Дело было так. Покинув после третьего и неожиданно оказавшегося последним допроса то ли больницу, то ли тюрьму, конвоиры направились на ближайшую станцию поезда. Там меня загнали на открытую грузовую платформу. Пустую. В результате я около получаса наслаждался медленно, со скоростью километров тридцать в час, проплывающими мимо пейзажами Метрополии, сдобренными густым паровозным дымком, постоянно лезущим в ноздри. Вокруг железнодорожного полотна расстилались многочисленные поля, засеянные вполне обычными, на мой неискушенный взгляд, злаками. Скорее всего, первая волна переселенцев имела с собой семена земных культурных растений. Ведь они собирались колонизировать Африку.

Иногда встречались небольшие, на пять-шесть аккуратных домов, деревушки. Рядом с ними располагались продолговатые закрытые строения, там, наверное, содержались домашние животные. А вдалеке виднелись явно промышленные сооружения. Кажется, даже промелькнул на близком здесь горизонте разбомбленный нами завод.

Наша, местами не лишенная приятности после долгого заключения в закрытом помещении поездка завершилась у высоченного, метров в десять, частокола из толстых обструганных стволов. Верхушки дрынов были заострены и их густо обвивала колючая проволока. На каждый километр, примерно, данного "заборчика" приходилась высокая сторожевая башня с наблюдателями. Не оставалось сомнений, что это и есть тот самый хваленый внутренний Периметр, в шутку называемый в штабе союзников Великой Немецкой Стеной. Действительно надежная преграда, для зверья и врагов, преодолеть которую впервые удалось только с помощью трофейного дирижабля.

Почему внутренний я понял, когда меня грубо вытолкнули прикладами с платформы (железная дорога заканчивалась у частокола) и провели на ту сторону сквозь широкие металлические ворота, украшенные довольно ожидаемой надписью: "Arbeit macht frei". [ Arbeit macht frei — с немецкого "работа делает свободной". Лозунг, берущий начало в названии романа немецкого писателя-националиста, в насмешку размещенный на воротах многих концлагерей. ] М-да, Четвертый Рейх оригинальностью явно не страдал... Джунгли отнюдь не начинались прямо у забора. Ближайшие деревья находились не ближе, чем в полукилометре от ворот. А за ними, еще примерно в полукилометре, местами виднелся заборчик пожиже. Это и был внешний периметр. Временный. А все что между ними называлось, как мне стало известно позднее, Расчисткой.

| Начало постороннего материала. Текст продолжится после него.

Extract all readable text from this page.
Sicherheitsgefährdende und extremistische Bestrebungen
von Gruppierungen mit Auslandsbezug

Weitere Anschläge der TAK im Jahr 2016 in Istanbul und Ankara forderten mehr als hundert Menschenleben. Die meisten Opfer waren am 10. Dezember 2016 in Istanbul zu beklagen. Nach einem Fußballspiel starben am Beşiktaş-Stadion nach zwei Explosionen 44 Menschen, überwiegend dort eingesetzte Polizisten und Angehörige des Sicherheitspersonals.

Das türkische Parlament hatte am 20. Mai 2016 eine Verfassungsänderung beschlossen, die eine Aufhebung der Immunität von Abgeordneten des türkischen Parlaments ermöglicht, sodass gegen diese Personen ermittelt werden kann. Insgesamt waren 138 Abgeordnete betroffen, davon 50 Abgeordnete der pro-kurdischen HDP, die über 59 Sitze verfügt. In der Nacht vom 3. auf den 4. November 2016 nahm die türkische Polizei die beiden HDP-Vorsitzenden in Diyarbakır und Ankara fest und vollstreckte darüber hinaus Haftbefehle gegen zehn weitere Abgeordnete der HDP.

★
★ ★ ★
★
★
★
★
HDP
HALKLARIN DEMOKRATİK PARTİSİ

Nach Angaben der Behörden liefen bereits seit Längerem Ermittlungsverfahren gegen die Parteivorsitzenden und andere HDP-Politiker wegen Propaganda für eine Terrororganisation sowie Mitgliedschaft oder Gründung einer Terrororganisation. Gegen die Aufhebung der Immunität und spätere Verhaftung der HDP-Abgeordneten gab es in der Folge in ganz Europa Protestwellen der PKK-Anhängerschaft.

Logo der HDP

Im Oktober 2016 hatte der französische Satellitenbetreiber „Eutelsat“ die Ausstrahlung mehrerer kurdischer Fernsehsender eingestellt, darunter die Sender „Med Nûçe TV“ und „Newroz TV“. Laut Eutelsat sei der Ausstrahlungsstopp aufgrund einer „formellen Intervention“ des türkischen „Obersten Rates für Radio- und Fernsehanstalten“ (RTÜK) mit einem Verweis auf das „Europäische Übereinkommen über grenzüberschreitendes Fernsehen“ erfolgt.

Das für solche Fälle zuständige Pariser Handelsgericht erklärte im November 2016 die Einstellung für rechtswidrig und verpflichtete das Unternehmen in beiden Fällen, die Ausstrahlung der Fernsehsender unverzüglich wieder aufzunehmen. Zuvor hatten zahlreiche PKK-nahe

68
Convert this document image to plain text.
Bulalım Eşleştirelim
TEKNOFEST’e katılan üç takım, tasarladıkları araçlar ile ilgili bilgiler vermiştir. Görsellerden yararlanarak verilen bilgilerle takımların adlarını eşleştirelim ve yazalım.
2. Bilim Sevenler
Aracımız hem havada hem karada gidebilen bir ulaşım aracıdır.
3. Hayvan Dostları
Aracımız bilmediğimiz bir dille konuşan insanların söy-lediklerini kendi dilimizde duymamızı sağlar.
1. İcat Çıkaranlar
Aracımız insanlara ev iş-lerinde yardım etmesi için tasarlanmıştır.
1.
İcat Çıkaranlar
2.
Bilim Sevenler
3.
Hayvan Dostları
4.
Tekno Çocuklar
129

После долгого оформления соответствующих документов на пропускном пункте у внешнего Периметра уже другие конвоиры - вооруженные устрашающего размера шипастыми дубинками гномы, привели меня на площадку между бараками. Там как раз собирались на вечернюю поверку обитатели лагеря. Вытолкнув на середину плаца, поставили на колени лицом к немногочисленному "президиуму" и высокий немецкий офицер не в серой, как привычные уже мне штурмовики, а в черной форме сообщил сквозь зубы, что в его лагере кто не работает, тот долго не живет. Притащивший меня гном с дубинкой коряво перевел на русский. После чего, несмотря на разницу в росте, легко поднял за шкирку и повернув лицом к стоявшей неровным строем толпе, громко осведомился на столь же корявом немецком, какой из бригад не хватает работника.

Тут я впервые пригляделся к своим будущим собратьям по несчастью и слегка обалдел. Раньше думал, что большую часть рабочей силы в нацистских лагерях составляют пленные из русской общины, однако представшие перед моими глазами истощенные создания явно к ним не относились. Косматые, полностью заросшие люди в основном со смуглой кожей и минимумом одежды производили неприятное впечатление. Я понял, что основное количество заключенных в лагере взято из пойманных штурмовиками представителей многочисленных общин лесных варваров. Эти люди - потомки разнообразных групп, попадавших в прошлом сюда тем же образом, что и все остальные, но почти полностью одичавших. Они не совсем потеряли человеческий облик и даже сохранили какое-то языковое общение, но полностью утратили культуру и умение производить орудия труда, деградировав до уровня примитивных дикарей. Внешний вид их также колебался в широких пределах. Я много слышал о варварах от союзников, в том числе и жуткие вещи, вроде пристрастия тех к каннибализму, однако видел вблизи впервые. Не хотелось бы провести свои, вполне вероятно, последние дни в подобной компании!